To some people the Russian olive tree may be a thing of beauty. But not in Wayne County, where commissioners consider it an unwanted noxious weed.
About 500 trees were removed just a day or two after they were planted in the Bicknell Bottoms by the Division of Wildlife Resources on state-owned land. State officials promptly complied with a request to remove them."We don't want to make a big issue about it and the division people were good about it," said Commissioner Meeks Morrell. "The one who planted them apparently didn't realize they are on Wayne County's noxious weed list."
Wayne is only one of three counties in the state that lists the Russian olive as a noxious weed. State officials planted them to provide cover for birds and wildlife.
The birds are part of the problem, as far as Wayne County commissioners are concerned.
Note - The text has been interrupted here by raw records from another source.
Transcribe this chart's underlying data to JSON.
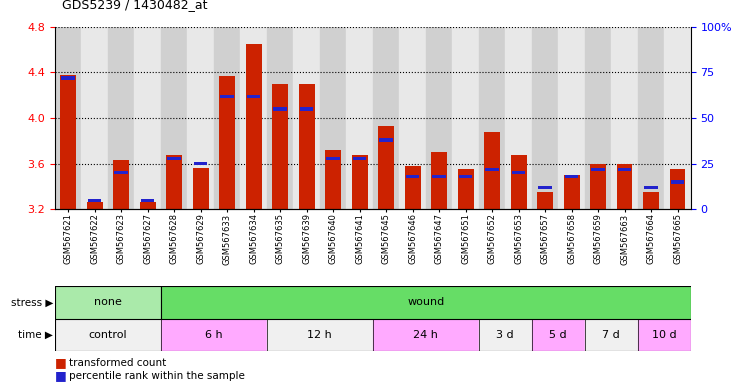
{
  "title": "GDS5239 / 1430482_at",
  "samples": [
    "GSM567621",
    "GSM567622",
    "GSM567623",
    "GSM567627",
    "GSM567628",
    "GSM567629",
    "GSM567633",
    "GSM567634",
    "GSM567635",
    "GSM567639",
    "GSM567640",
    "GSM567641",
    "GSM567645",
    "GSM567646",
    "GSM567647",
    "GSM567651",
    "GSM567652",
    "GSM567653",
    "GSM567657",
    "GSM567658",
    "GSM567659",
    "GSM567663",
    "GSM567664",
    "GSM567665"
  ],
  "transformed_count": [
    4.38,
    3.26,
    3.63,
    3.26,
    3.68,
    3.56,
    4.37,
    4.65,
    4.3,
    4.3,
    3.72,
    3.68,
    3.93,
    3.58,
    3.7,
    3.55,
    3.88,
    3.68,
    3.35,
    3.5,
    3.6,
    3.6,
    3.35,
    3.55
  ],
  "percentile_rank": [
    72,
    5,
    20,
    5,
    28,
    25,
    62,
    62,
    55,
    55,
    28,
    28,
    38,
    18,
    18,
    18,
    22,
    20,
    12,
    18,
    22,
    22,
    12,
    15
  ],
  "stress_groups": [
    {
      "label": "none",
      "start": 0,
      "end": 4,
      "color": "#aaeaaa"
    },
    {
      "label": "wound",
      "start": 4,
      "end": 24,
      "color": "#66dd66"
    }
  ],
  "time_groups": [
    {
      "label": "control",
      "start": 0,
      "end": 4,
      "color": "#f0f0f0"
    },
    {
      "label": "6 h",
      "start": 4,
      "end": 8,
      "color": "#ffaaff"
    },
    {
      "label": "12 h",
      "start": 8,
      "end": 12,
      "color": "#f0f0f0"
    },
    {
      "label": "24 h",
      "start": 12,
      "end": 16,
      "color": "#ffaaff"
    },
    {
      "label": "3 d",
      "start": 16,
      "end": 18,
      "color": "#f0f0f0"
    },
    {
      "label": "5 d",
      "start": 18,
      "end": 20,
      "color": "#ffaaff"
    },
    {
      "label": "7 d",
      "start": 20,
      "end": 22,
      "color": "#f0f0f0"
    },
    {
      "label": "10 d",
      "start": 22,
      "end": 24,
      "color": "#ffaaff"
    }
  ],
  "ylim_left": [
    3.2,
    4.8
  ],
  "ylim_right": [
    0,
    100
  ],
  "yticks_left": [
    3.2,
    3.6,
    4.0,
    4.4,
    4.8
  ],
  "yticks_right": [
    0,
    25,
    50,
    75,
    100
  ],
  "bar_color_red": "#cc2200",
  "bar_color_blue": "#2222cc",
  "base_value": 3.2,
  "background_color": "#ffffff",
  "bar_width": 0.6,
  "col_bg_odd": "#d0d0d0",
  "col_bg_even": "#e8e8e8"
}
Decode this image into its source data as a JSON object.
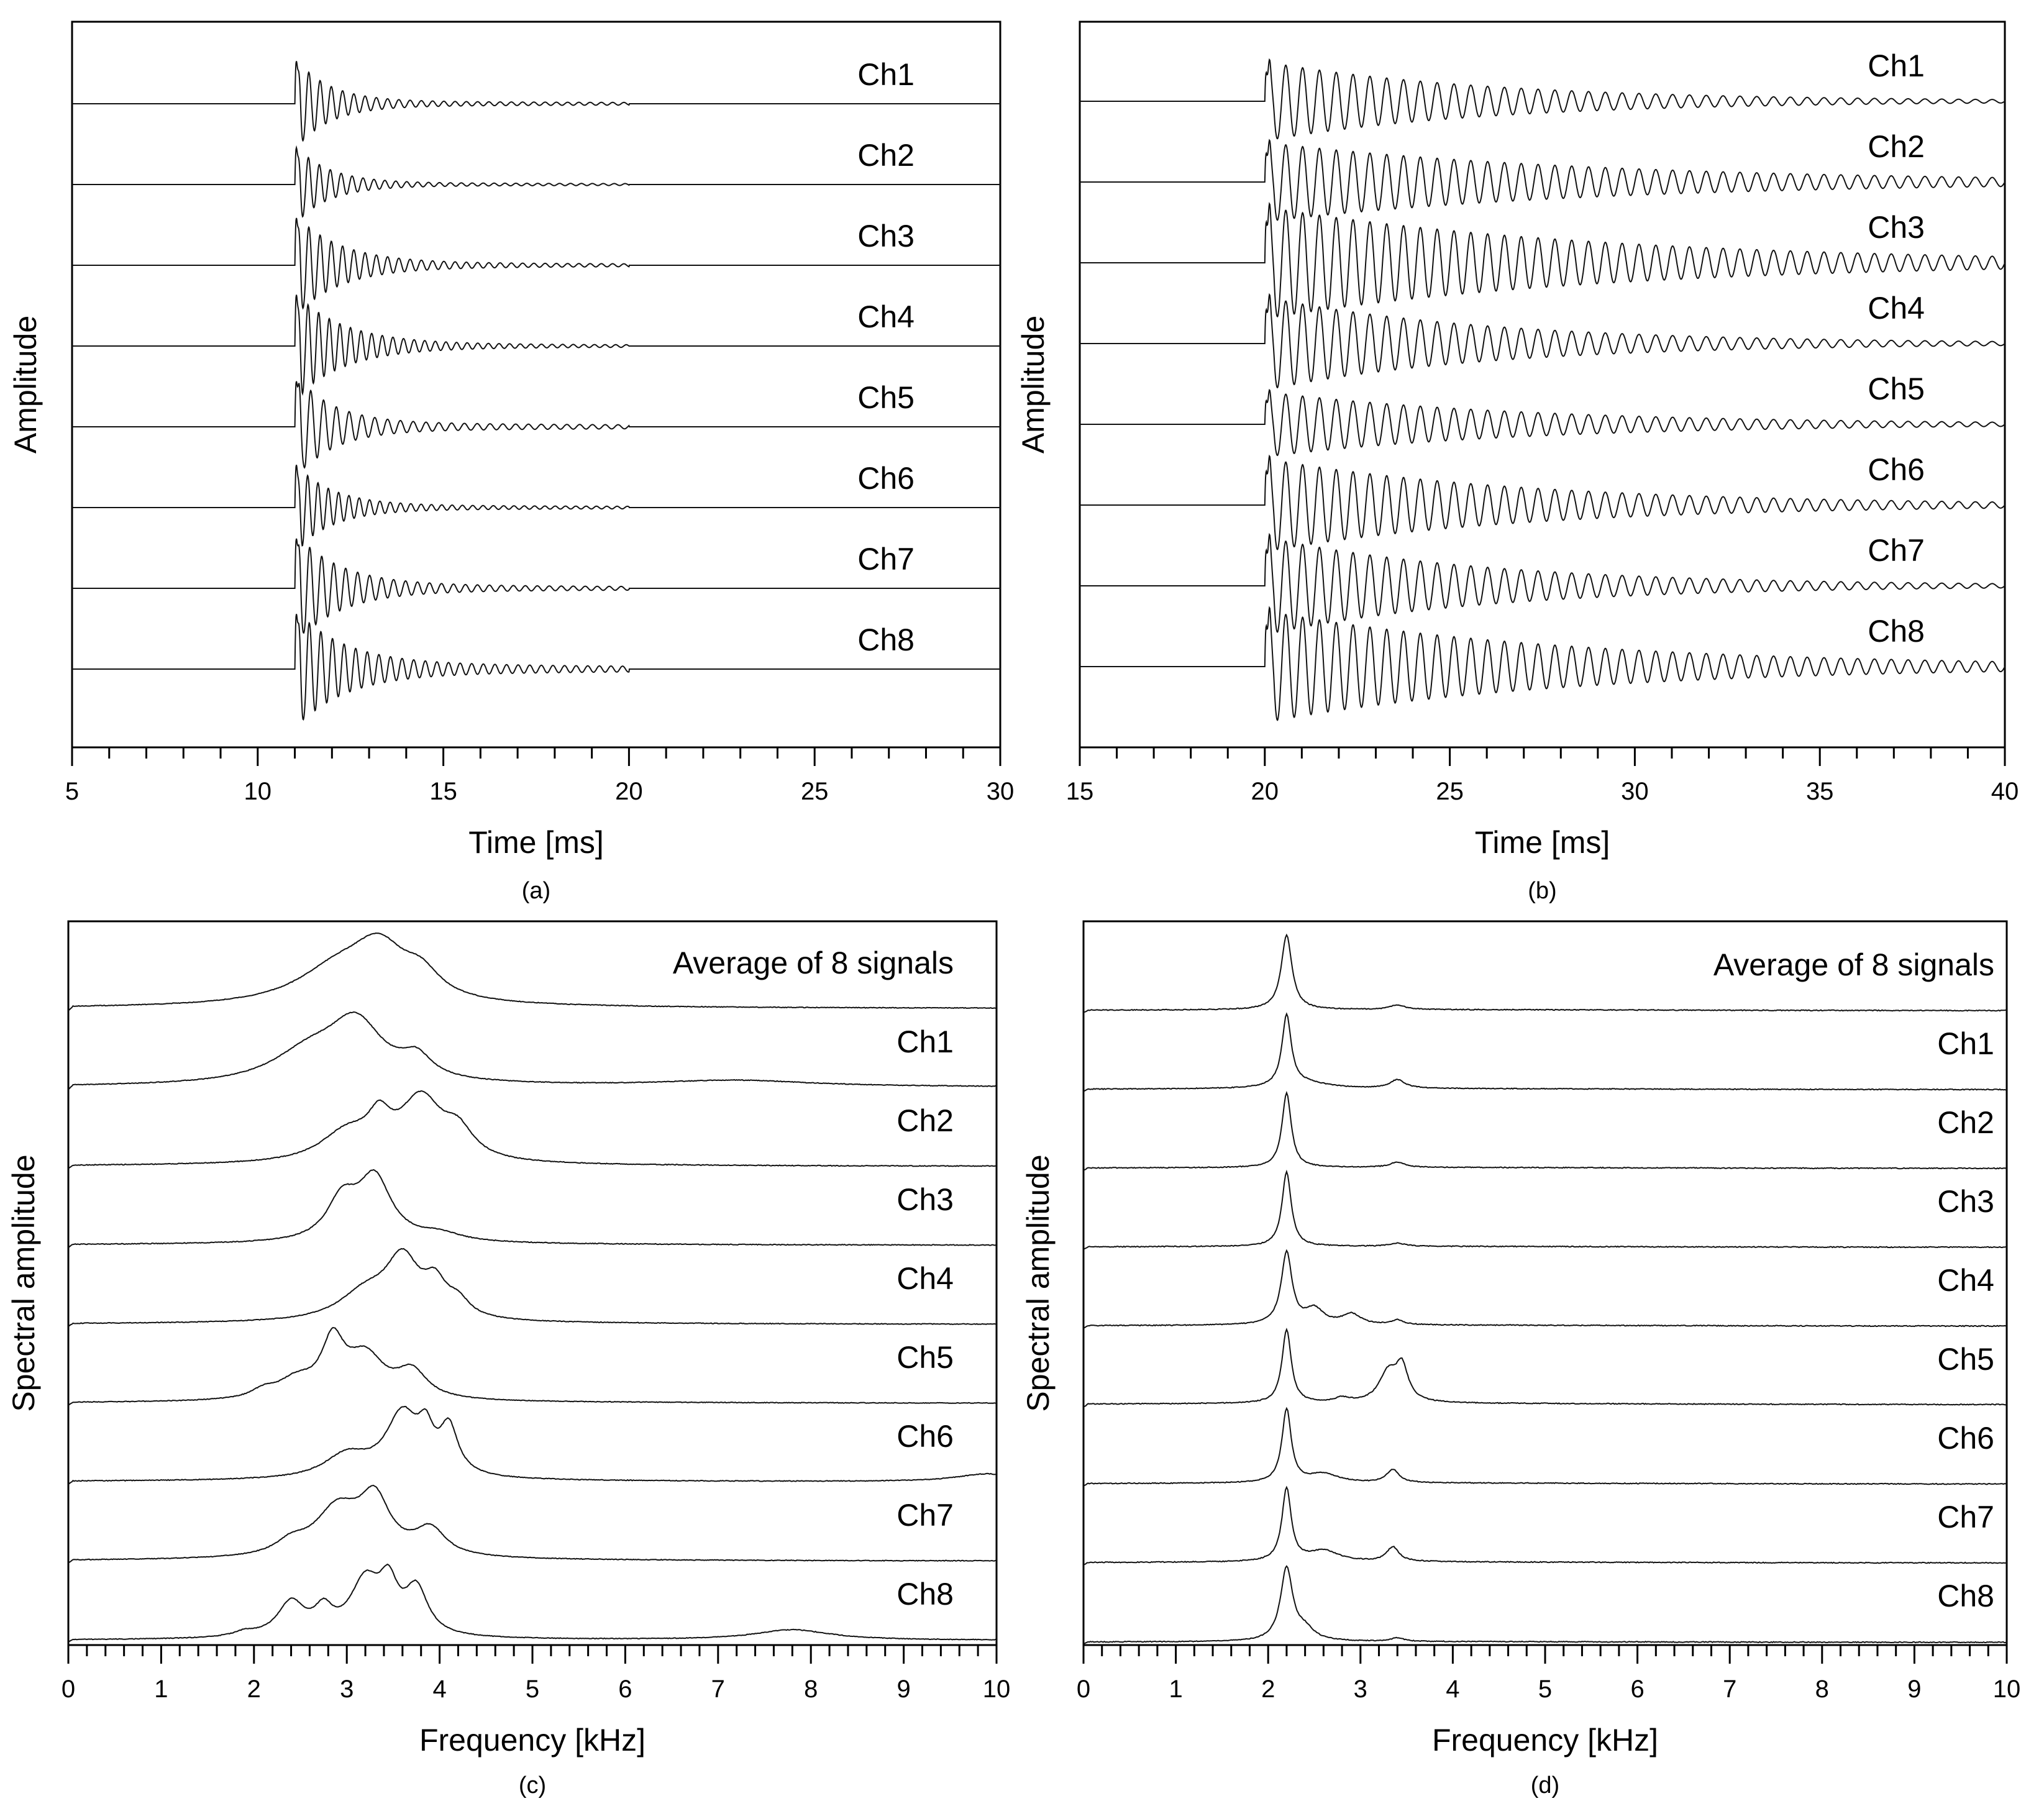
{
  "chart_data": [
    {
      "id": "a",
      "type": "line",
      "caption": "(a)",
      "xlabel": "Time [ms]",
      "ylabel": "Amplitude",
      "xlim": [
        5,
        30
      ],
      "xticks": [
        5,
        10,
        15,
        20,
        25,
        30
      ],
      "xtick_labels": [
        "5",
        "10",
        "15",
        "20",
        "25",
        "30"
      ],
      "xminor_step": 1,
      "signal": {
        "kind": "wave",
        "onset": 11.0,
        "end": 20.0
      },
      "series": [
        {
          "name": "Ch1",
          "values": {
            "freq_khz": 3.3,
            "amplitude": 1.0,
            "decay_ms": 0.9,
            "tail": 0.06
          }
        },
        {
          "name": "Ch2",
          "values": {
            "freq_khz": 3.4,
            "amplitude": 0.85,
            "decay_ms": 0.9,
            "tail": 0.05
          }
        },
        {
          "name": "Ch3",
          "values": {
            "freq_khz": 3.3,
            "amplitude": 1.1,
            "decay_ms": 1.2,
            "tail": 0.06
          }
        },
        {
          "name": "Ch4",
          "values": {
            "freq_khz": 3.5,
            "amplitude": 1.15,
            "decay_ms": 1.3,
            "tail": 0.05
          }
        },
        {
          "name": "Ch5",
          "values": {
            "freq_khz": 2.9,
            "amplitude": 1.15,
            "decay_ms": 1.0,
            "tail": 0.08
          }
        },
        {
          "name": "Ch6",
          "values": {
            "freq_khz": 3.6,
            "amplitude": 0.95,
            "decay_ms": 1.0,
            "tail": 0.06
          }
        },
        {
          "name": "Ch7",
          "values": {
            "freq_khz": 3.1,
            "amplitude": 1.2,
            "decay_ms": 1.2,
            "tail": 0.07
          }
        },
        {
          "name": "Ch8",
          "values": {
            "freq_khz": 3.2,
            "amplitude": 1.3,
            "decay_ms": 1.3,
            "tail": 0.1
          }
        }
      ]
    },
    {
      "id": "b",
      "type": "line",
      "caption": "(b)",
      "xlabel": "Time [ms]",
      "ylabel": "Amplitude",
      "xlim": [
        15,
        40
      ],
      "xticks": [
        15,
        20,
        25,
        30,
        35,
        40
      ],
      "xtick_labels": [
        "15",
        "20",
        "25",
        "30",
        "35",
        "40"
      ],
      "xminor_step": 1,
      "signal": {
        "kind": "wave",
        "onset": 20.0,
        "end": 40.0
      },
      "series": [
        {
          "name": "Ch1",
          "values": {
            "freq_khz": 2.2,
            "amplitude": 0.85,
            "decay_ms": 6.0,
            "tail": 0.05
          }
        },
        {
          "name": "Ch2",
          "values": {
            "freq_khz": 2.2,
            "amplitude": 0.85,
            "decay_ms": 9.0,
            "tail": 0.05
          }
        },
        {
          "name": "Ch3",
          "values": {
            "freq_khz": 2.2,
            "amplitude": 1.2,
            "decay_ms": 9.0,
            "tail": 0.06
          }
        },
        {
          "name": "Ch4",
          "values": {
            "freq_khz": 2.2,
            "amplitude": 1.0,
            "decay_ms": 6.0,
            "tail": 0.05
          }
        },
        {
          "name": "Ch5",
          "values": {
            "freq_khz": 2.2,
            "amplitude": 0.7,
            "decay_ms": 7.0,
            "tail": 0.05
          }
        },
        {
          "name": "Ch6",
          "values": {
            "freq_khz": 2.2,
            "amplitude": 1.0,
            "decay_ms": 7.0,
            "tail": 0.05
          }
        },
        {
          "name": "Ch7",
          "values": {
            "freq_khz": 2.2,
            "amplitude": 1.05,
            "decay_ms": 6.0,
            "tail": 0.05
          }
        },
        {
          "name": "Ch8",
          "values": {
            "freq_khz": 2.2,
            "amplitude": 1.2,
            "decay_ms": 8.0,
            "tail": 0.06
          }
        }
      ]
    },
    {
      "id": "c",
      "type": "line",
      "caption": "(c)",
      "xlabel": "Frequency [kHz]",
      "ylabel": "Spectral amplitude",
      "xlim": [
        0,
        10
      ],
      "xticks": [
        0,
        1,
        2,
        3,
        4,
        5,
        6,
        7,
        8,
        9,
        10
      ],
      "xtick_labels": [
        "0",
        "1",
        "2",
        "3",
        "4",
        "5",
        "6",
        "7",
        "8",
        "9",
        "10"
      ],
      "xminor_step": 0.2,
      "signal": {
        "kind": "spectrum"
      },
      "series": [
        {
          "name": "Average of 8 signals",
          "values": {
            "base": 0.06,
            "peaks": [
              [
                2.9,
                0.6,
                0.55
              ],
              [
                3.35,
                0.85,
                0.35
              ],
              [
                3.8,
                0.4,
                0.25
              ]
            ]
          }
        },
        {
          "name": "Ch1",
          "values": {
            "base": 0.06,
            "peaks": [
              [
                2.6,
                0.5,
                0.5
              ],
              [
                3.1,
                0.95,
                0.35
              ],
              [
                3.75,
                0.35,
                0.2
              ],
              [
                7.2,
                0.1,
                1.0
              ]
            ]
          }
        },
        {
          "name": "Ch2",
          "values": {
            "base": 0.05,
            "peaks": [
              [
                3.0,
                0.45,
                0.35
              ],
              [
                3.35,
                0.5,
                0.15
              ],
              [
                3.8,
                0.95,
                0.28
              ],
              [
                4.2,
                0.4,
                0.2
              ]
            ]
          }
        },
        {
          "name": "Ch3",
          "values": {
            "base": 0.05,
            "peaks": [
              [
                2.95,
                0.6,
                0.2
              ],
              [
                3.3,
                0.95,
                0.22
              ],
              [
                4.0,
                0.12,
                0.3
              ]
            ]
          }
        },
        {
          "name": "Ch4",
          "values": {
            "base": 0.05,
            "peaks": [
              [
                3.2,
                0.45,
                0.35
              ],
              [
                3.6,
                0.95,
                0.22
              ],
              [
                3.95,
                0.5,
                0.15
              ],
              [
                4.2,
                0.25,
                0.15
              ]
            ]
          }
        },
        {
          "name": "Ch5",
          "values": {
            "base": 0.05,
            "peaks": [
              [
                2.45,
                0.3,
                0.25
              ],
              [
                2.85,
                0.9,
                0.15
              ],
              [
                3.2,
                0.7,
                0.25
              ],
              [
                3.7,
                0.45,
                0.2
              ],
              [
                2.1,
                0.12,
                0.15
              ]
            ]
          }
        },
        {
          "name": "Ch6",
          "values": {
            "base": 0.05,
            "peaks": [
              [
                3.0,
                0.35,
                0.3
              ],
              [
                3.6,
                0.95,
                0.22
              ],
              [
                4.1,
                0.7,
                0.12
              ],
              [
                3.85,
                0.5,
                0.1
              ],
              [
                9.9,
                0.12,
                0.4
              ]
            ]
          }
        },
        {
          "name": "Ch7",
          "values": {
            "base": 0.05,
            "peaks": [
              [
                2.9,
                0.8,
                0.3
              ],
              [
                3.3,
                0.9,
                0.2
              ],
              [
                3.9,
                0.45,
                0.2
              ],
              [
                2.4,
                0.2,
                0.2
              ]
            ]
          }
        },
        {
          "name": "Ch8",
          "values": {
            "base": 0.04,
            "peaks": [
              [
                2.4,
                0.6,
                0.18
              ],
              [
                2.75,
                0.4,
                0.12
              ],
              [
                3.2,
                0.95,
                0.2
              ],
              [
                3.45,
                0.75,
                0.12
              ],
              [
                3.75,
                0.8,
                0.15
              ],
              [
                7.8,
                0.18,
                0.5
              ],
              [
                1.9,
                0.08,
                0.15
              ]
            ]
          }
        }
      ]
    },
    {
      "id": "d",
      "type": "line",
      "caption": "(d)",
      "xlabel": "Frequency [kHz]",
      "ylabel": "Spectral amplitude",
      "xlim": [
        0,
        10
      ],
      "xticks": [
        0,
        1,
        2,
        3,
        4,
        5,
        6,
        7,
        8,
        9,
        10
      ],
      "xtick_labels": [
        "0",
        "1",
        "2",
        "3",
        "4",
        "5",
        "6",
        "7",
        "8",
        "9",
        "10"
      ],
      "xminor_step": 0.2,
      "signal": {
        "kind": "spectrum"
      },
      "series": [
        {
          "name": "Average of 8 signals",
          "values": {
            "base": 0.04,
            "peaks": [
              [
                2.2,
                1.0,
                0.07
              ],
              [
                3.4,
                0.06,
                0.1
              ]
            ]
          }
        },
        {
          "name": "Ch1",
          "values": {
            "base": 0.04,
            "peaks": [
              [
                2.2,
                1.0,
                0.06
              ],
              [
                3.4,
                0.12,
                0.1
              ],
              [
                2.4,
                0.08,
                0.3
              ]
            ]
          }
        },
        {
          "name": "Ch2",
          "values": {
            "base": 0.04,
            "peaks": [
              [
                2.2,
                1.0,
                0.06
              ],
              [
                3.4,
                0.07,
                0.1
              ]
            ]
          }
        },
        {
          "name": "Ch3",
          "values": {
            "base": 0.04,
            "peaks": [
              [
                2.2,
                1.0,
                0.06
              ],
              [
                3.4,
                0.04,
                0.1
              ]
            ]
          }
        },
        {
          "name": "Ch4",
          "values": {
            "base": 0.04,
            "peaks": [
              [
                2.2,
                0.95,
                0.07
              ],
              [
                2.5,
                0.2,
                0.12
              ],
              [
                2.9,
                0.14,
                0.12
              ],
              [
                3.4,
                0.06,
                0.08
              ]
            ]
          }
        },
        {
          "name": "Ch5",
          "values": {
            "base": 0.05,
            "peaks": [
              [
                2.2,
                1.0,
                0.06
              ],
              [
                3.3,
                0.4,
                0.12
              ],
              [
                3.45,
                0.45,
                0.08
              ],
              [
                2.8,
                0.06,
                0.1
              ]
            ]
          }
        },
        {
          "name": "Ch6",
          "values": {
            "base": 0.04,
            "peaks": [
              [
                2.2,
                1.0,
                0.06
              ],
              [
                2.6,
                0.12,
                0.2
              ],
              [
                3.35,
                0.18,
                0.08
              ]
            ]
          }
        },
        {
          "name": "Ch7",
          "values": {
            "base": 0.04,
            "peaks": [
              [
                2.2,
                1.0,
                0.06
              ],
              [
                2.6,
                0.15,
                0.2
              ],
              [
                3.35,
                0.2,
                0.08
              ]
            ]
          }
        },
        {
          "name": "Ch8",
          "values": {
            "base": 0.03,
            "peaks": [
              [
                2.2,
                1.0,
                0.08
              ],
              [
                2.4,
                0.15,
                0.12
              ],
              [
                3.4,
                0.05,
                0.08
              ]
            ]
          }
        }
      ]
    }
  ]
}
The tree's fruit is good feed for birds but it contains a pit that, when eaten by the birds, is spread to other areas when they are in flight or land elsewhere, Morrell said.
"It is not a friendly tree and we don't want it." The commissioner said the tree has thorns about 2 inches long and "it takes over everything." It is basically a wetland tree.
"We don't want the Bicknell Bottoms to look like it does between Richfield and Glenwood (in Sevier county)," the commissioner said. "We just don't want Russian olive trees in the county."
Years ago the Russian Olive was widely scattered in Sevier County. Now, in the area referred to by Morrell, it has virtually taken over substantial acreage. It has spread along the Sevier River, throughout pastures and even into borrow pits along the state highway east of Richfield.
The commissioner said Wildlife Resources has also planted four-wing box bush in Wayne County, to which the county has no objection.